Thanksgiving is odd holiday for some people. At their Thanksgiving dinner table they say, “I am thankful for all of my blessings. Incidentally, I deserved them.”
Not me. I always feel like a pilgrim at the first celebration. The pilgrims were close to being out of food when the Indians arrived. They did not deserve the gifts the Indians brought but were grateful because otherwise they might not have survived the winter.
Many times the gifts I have received came as a surprise. Some were not deserved. Not that I refused them; rather, I appreciated them all the more because they were gifts. People do not have to be overly humble, only appreciative of how much given to them is not quid pro quo.
In sixth grade my class was designated to give the Thanksgiving play for the school that year. It was the traditional, “Our Forefather’s First Thanksgiving.” Mrs. Hodgeson assigned the parts in the play by the “you, you and you” selection method. I scrunched down in my seat as far as possible and nevertheless was the second part chosen. It was a speaking part. I shivered. My dear teacher felt that each child should have a chance to be on center stage in an auditorium full of parents and loved ones as a growth opportunity.
My buddies and I viewed the play differently. We thought we were going to slide through sixth grade. We knew the Christmas play was coming, but we had been typecast so often as shepherds and sheep that we thought we were safe. Our exposure to a chance of disgrace and dishonor was brief.
Not the Thanksgiving play. All of us slackers had received substantial speaking parts. Mrs. Hodgeson made it clear she considered it an honor to be given a speaking part, and, if we ever wanted to get out of sixth grade, we had better apply ourselves to learning the dialog.
My mother was thrilled. “Our son the thespian,” she wrote to my dad who was on assignment at a distant military base. I thought to myself, I bet he is glad he does not have to make a fool of himself at some dumb Thanksgiving play.
One day during a dreary rehearsal, when the normally kind and gentle Mrs. Hodgeson was trying to decide which child to kill first, we had a “teachable moment of learning” that is the object of education but is missing most of the time.

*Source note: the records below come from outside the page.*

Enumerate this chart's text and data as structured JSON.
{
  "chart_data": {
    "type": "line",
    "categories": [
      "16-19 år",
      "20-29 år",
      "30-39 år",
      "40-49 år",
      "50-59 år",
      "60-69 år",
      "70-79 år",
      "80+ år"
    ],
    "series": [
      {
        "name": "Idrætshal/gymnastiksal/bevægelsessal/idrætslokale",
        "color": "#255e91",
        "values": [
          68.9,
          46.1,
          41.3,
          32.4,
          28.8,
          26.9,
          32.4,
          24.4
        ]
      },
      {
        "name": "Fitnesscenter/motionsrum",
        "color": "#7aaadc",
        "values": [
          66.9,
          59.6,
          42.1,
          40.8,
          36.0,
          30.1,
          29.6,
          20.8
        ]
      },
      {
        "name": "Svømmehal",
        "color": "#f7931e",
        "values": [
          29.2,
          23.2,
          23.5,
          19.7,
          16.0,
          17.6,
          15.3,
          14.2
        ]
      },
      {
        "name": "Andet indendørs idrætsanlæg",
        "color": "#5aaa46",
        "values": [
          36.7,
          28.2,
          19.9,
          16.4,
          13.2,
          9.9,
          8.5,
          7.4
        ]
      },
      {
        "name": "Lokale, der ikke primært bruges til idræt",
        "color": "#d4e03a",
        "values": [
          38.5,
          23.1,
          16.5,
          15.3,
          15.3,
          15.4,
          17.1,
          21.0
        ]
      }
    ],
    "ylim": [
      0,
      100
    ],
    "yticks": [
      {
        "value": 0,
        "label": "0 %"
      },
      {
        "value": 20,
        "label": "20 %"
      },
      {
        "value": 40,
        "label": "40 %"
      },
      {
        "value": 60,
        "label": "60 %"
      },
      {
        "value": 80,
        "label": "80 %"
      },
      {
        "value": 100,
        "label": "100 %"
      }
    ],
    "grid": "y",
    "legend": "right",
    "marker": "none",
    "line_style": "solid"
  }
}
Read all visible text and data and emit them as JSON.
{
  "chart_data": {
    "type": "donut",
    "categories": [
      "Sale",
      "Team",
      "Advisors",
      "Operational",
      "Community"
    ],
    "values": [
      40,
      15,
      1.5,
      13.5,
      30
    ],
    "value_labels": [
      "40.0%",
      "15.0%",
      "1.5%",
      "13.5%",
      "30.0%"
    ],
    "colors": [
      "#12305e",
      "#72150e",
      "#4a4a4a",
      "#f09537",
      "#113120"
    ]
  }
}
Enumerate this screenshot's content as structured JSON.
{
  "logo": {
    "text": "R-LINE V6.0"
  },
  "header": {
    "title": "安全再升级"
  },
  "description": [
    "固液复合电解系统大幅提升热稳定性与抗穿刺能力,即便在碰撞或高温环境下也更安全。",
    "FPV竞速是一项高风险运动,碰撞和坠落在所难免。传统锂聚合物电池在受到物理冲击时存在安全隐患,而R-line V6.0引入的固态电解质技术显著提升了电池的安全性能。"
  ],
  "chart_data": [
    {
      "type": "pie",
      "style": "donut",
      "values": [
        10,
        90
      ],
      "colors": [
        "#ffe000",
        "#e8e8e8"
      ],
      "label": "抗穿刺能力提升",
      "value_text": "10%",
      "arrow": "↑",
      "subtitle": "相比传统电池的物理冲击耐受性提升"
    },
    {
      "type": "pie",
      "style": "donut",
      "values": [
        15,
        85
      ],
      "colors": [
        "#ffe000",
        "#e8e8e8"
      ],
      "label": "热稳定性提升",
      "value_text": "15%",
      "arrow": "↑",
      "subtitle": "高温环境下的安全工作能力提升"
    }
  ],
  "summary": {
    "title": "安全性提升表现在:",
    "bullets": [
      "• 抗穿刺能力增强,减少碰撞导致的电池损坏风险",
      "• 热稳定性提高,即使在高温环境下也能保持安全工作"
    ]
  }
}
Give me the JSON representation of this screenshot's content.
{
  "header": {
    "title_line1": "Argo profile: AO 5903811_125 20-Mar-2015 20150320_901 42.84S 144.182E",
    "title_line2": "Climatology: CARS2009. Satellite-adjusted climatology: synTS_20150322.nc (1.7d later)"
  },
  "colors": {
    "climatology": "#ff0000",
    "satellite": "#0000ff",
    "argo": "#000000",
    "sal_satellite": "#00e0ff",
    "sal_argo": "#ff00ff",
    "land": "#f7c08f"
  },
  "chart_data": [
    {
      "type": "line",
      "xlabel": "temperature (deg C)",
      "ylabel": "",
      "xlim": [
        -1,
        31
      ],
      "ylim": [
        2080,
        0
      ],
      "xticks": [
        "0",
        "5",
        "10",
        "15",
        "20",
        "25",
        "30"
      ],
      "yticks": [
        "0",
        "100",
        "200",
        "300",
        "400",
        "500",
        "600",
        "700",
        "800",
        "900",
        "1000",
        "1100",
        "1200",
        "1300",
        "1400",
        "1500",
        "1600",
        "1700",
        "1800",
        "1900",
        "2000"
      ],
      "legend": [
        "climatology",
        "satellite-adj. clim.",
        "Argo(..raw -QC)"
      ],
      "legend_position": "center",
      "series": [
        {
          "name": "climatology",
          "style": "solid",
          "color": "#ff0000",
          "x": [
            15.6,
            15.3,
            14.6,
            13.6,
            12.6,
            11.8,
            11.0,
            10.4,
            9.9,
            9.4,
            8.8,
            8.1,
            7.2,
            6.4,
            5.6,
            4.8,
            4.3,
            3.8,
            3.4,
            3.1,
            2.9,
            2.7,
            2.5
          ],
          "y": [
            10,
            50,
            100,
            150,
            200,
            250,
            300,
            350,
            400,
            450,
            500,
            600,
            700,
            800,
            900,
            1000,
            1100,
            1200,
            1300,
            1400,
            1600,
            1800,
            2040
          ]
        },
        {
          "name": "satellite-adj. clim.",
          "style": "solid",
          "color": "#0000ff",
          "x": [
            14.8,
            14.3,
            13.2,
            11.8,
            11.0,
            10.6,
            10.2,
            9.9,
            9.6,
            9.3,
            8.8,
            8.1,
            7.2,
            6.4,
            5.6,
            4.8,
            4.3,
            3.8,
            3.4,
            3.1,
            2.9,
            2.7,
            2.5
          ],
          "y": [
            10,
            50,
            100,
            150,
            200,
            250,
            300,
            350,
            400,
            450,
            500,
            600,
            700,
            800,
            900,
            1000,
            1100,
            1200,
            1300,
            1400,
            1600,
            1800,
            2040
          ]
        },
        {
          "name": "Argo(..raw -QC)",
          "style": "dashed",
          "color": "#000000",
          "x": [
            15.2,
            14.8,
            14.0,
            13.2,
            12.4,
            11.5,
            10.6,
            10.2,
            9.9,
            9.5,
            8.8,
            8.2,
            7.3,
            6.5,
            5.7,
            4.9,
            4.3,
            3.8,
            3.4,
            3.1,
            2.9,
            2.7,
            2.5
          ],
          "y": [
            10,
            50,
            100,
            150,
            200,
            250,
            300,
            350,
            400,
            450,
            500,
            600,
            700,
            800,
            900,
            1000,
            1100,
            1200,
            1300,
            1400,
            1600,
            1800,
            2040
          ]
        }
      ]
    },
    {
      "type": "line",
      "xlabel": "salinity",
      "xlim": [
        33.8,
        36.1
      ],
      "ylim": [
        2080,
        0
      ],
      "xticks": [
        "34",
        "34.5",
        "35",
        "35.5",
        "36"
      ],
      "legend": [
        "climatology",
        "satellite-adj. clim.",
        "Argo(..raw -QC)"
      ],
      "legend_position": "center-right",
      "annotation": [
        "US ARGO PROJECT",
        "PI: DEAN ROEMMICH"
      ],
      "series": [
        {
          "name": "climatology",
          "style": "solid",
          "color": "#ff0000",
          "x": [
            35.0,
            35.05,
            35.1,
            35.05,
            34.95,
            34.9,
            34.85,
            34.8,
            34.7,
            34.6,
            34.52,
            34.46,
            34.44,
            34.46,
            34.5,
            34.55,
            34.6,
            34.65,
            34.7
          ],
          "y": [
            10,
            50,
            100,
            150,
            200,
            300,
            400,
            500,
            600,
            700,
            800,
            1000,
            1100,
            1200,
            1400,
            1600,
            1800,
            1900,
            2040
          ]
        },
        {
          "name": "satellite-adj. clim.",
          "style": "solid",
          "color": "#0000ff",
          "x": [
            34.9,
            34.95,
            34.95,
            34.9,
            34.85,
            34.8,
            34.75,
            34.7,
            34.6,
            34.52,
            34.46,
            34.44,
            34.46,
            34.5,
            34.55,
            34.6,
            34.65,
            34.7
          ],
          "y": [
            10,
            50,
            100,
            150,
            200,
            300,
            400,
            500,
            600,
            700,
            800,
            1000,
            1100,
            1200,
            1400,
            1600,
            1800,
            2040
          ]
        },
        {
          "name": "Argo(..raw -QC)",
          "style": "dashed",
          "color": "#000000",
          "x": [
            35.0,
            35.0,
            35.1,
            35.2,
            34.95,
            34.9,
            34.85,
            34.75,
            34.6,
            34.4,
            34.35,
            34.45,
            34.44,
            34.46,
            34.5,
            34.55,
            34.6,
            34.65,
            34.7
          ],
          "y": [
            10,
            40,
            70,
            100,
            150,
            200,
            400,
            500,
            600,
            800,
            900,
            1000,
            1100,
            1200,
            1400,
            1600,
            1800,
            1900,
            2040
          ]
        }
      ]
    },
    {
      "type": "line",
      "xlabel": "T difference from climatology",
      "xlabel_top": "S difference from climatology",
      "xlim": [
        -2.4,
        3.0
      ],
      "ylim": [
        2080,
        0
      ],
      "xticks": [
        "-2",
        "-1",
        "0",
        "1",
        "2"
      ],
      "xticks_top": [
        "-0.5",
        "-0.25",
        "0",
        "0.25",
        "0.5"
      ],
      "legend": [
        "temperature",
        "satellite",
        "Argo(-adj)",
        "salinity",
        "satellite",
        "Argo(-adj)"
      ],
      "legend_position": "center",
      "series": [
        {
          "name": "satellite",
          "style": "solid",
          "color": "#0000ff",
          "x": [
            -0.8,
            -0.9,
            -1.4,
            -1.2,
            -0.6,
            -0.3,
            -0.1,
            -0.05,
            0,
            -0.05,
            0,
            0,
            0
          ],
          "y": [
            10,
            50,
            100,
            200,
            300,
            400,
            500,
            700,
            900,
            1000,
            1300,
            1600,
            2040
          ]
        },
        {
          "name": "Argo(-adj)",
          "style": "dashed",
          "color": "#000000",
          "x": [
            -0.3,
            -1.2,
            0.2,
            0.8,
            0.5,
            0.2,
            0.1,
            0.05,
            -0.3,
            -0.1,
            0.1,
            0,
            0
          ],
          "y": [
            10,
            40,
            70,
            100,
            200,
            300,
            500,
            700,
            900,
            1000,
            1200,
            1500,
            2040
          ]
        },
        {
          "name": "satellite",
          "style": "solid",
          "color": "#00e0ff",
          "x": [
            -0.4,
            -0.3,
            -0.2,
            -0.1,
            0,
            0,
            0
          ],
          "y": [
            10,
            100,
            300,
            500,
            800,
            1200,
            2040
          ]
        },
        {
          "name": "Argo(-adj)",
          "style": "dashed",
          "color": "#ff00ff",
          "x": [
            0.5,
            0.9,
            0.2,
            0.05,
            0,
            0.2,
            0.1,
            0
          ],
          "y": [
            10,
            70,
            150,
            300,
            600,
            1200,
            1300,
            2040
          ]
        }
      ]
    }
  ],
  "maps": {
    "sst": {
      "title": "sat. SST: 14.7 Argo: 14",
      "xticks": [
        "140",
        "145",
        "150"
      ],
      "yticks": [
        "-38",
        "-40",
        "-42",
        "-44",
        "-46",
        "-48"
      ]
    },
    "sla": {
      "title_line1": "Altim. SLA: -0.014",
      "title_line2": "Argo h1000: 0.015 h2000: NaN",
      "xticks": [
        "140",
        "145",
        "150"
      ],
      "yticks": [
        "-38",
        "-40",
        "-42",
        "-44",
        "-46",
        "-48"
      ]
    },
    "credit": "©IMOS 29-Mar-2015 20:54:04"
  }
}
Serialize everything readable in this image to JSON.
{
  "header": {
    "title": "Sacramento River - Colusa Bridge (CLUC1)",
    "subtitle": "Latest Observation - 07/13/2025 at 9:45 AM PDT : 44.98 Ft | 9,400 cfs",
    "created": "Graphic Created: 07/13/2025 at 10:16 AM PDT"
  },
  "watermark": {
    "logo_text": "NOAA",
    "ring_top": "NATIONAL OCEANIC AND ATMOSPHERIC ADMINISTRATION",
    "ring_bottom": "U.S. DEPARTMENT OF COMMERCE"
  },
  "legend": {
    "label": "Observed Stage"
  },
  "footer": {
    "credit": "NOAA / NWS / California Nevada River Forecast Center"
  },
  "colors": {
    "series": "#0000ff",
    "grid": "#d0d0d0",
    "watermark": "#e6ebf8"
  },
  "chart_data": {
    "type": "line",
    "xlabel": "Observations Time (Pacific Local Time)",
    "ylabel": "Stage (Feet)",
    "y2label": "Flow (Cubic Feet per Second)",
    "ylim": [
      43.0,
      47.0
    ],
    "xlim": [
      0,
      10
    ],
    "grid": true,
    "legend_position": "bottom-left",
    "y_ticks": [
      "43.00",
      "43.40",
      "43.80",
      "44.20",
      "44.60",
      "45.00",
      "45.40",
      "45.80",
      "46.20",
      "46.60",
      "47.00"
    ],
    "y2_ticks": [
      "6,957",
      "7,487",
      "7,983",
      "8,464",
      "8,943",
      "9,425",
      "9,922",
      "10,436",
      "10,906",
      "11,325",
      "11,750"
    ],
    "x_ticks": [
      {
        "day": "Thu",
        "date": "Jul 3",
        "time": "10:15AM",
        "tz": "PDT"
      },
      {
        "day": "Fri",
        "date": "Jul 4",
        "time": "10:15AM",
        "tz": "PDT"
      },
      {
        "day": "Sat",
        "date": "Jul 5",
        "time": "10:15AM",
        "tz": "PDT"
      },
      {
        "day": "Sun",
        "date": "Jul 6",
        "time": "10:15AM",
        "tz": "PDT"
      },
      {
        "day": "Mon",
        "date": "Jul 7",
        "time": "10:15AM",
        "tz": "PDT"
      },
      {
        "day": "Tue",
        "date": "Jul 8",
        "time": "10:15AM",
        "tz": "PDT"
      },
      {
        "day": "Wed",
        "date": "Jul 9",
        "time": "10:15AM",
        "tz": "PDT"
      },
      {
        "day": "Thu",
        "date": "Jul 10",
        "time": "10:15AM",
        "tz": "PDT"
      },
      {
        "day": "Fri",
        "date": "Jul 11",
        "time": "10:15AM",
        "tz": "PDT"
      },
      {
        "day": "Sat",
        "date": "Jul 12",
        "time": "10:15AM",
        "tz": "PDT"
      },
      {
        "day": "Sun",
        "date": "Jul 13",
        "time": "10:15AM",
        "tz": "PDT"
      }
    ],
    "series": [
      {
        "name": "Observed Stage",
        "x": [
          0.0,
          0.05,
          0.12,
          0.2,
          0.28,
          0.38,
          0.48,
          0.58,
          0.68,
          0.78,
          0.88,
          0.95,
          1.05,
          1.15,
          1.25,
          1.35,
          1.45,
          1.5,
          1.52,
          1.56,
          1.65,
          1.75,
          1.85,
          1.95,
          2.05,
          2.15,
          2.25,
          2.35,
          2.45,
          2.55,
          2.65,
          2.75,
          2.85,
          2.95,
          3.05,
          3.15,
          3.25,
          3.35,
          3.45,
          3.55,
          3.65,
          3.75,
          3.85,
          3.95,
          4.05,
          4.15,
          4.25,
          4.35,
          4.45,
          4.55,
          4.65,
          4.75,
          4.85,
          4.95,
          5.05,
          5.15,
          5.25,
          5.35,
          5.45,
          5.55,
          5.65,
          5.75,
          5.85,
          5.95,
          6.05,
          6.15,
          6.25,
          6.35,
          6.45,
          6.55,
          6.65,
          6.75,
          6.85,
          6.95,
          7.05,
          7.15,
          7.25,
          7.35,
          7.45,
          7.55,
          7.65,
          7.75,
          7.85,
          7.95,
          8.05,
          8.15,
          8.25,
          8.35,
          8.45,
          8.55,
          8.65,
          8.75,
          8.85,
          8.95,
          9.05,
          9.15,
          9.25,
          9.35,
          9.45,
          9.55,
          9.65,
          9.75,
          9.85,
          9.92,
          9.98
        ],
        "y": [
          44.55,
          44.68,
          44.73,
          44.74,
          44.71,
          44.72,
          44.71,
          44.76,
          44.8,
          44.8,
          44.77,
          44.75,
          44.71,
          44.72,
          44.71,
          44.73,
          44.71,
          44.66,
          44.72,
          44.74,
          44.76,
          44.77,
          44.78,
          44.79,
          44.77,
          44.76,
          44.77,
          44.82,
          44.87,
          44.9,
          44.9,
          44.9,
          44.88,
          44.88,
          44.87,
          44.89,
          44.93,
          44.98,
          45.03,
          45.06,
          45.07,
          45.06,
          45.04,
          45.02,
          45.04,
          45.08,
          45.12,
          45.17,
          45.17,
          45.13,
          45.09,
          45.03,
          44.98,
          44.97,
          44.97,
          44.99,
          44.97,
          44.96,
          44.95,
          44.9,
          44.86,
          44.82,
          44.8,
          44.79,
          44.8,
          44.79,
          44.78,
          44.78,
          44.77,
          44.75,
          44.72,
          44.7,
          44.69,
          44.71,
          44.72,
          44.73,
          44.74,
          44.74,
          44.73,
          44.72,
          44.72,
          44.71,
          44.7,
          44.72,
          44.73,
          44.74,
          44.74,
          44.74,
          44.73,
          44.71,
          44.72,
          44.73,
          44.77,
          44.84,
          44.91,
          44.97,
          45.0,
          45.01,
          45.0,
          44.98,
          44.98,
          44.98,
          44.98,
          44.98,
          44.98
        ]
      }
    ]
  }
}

It happened when someone playing an Indian bearing gifts ad-libbed, “Hey, why should we Indians give you pilgrims any food? You are just going to take over the entire country and get rid of us Indians. You did not do anything to deserve this food, so just forget it.”
Mrs. Hodgeson stopped to rehearsal and said to that child, “Do you deserve everything your parents give you, or are there times when it is really a gift?” The child looked sheepish, perhaps in preparation for the Christmas play. I realized it was true for me. Much of what my parents had given me was not tied to deserving, it was simply a gift.
The night of the Thanksgiving play was the day before Thanksgiving. I remembered most of my part and only fell over a chair once. Near the end of the play I was, for the first time, enjoying being on stage. As I looked out over the crowd, I finally found where my mom was sitting. There was a pang of regret that year because my father was not going to be with us this holiday.
But as I looked out at my mother I noticed that sitting next to her in his military uniform was my dad, who had gotten home. I waved, forgetting that my character was not supposed to wave at the audience. My dad smiled at me and waved back. The next day we had a great Thanksgiving feast while I relived my brief moment in the theatre spotlight to everyone who came to our house.
I hope you have received things for which you are thankful. Not deserving gifts, rather, surprise gifts. They make for the very best Thanksgivings.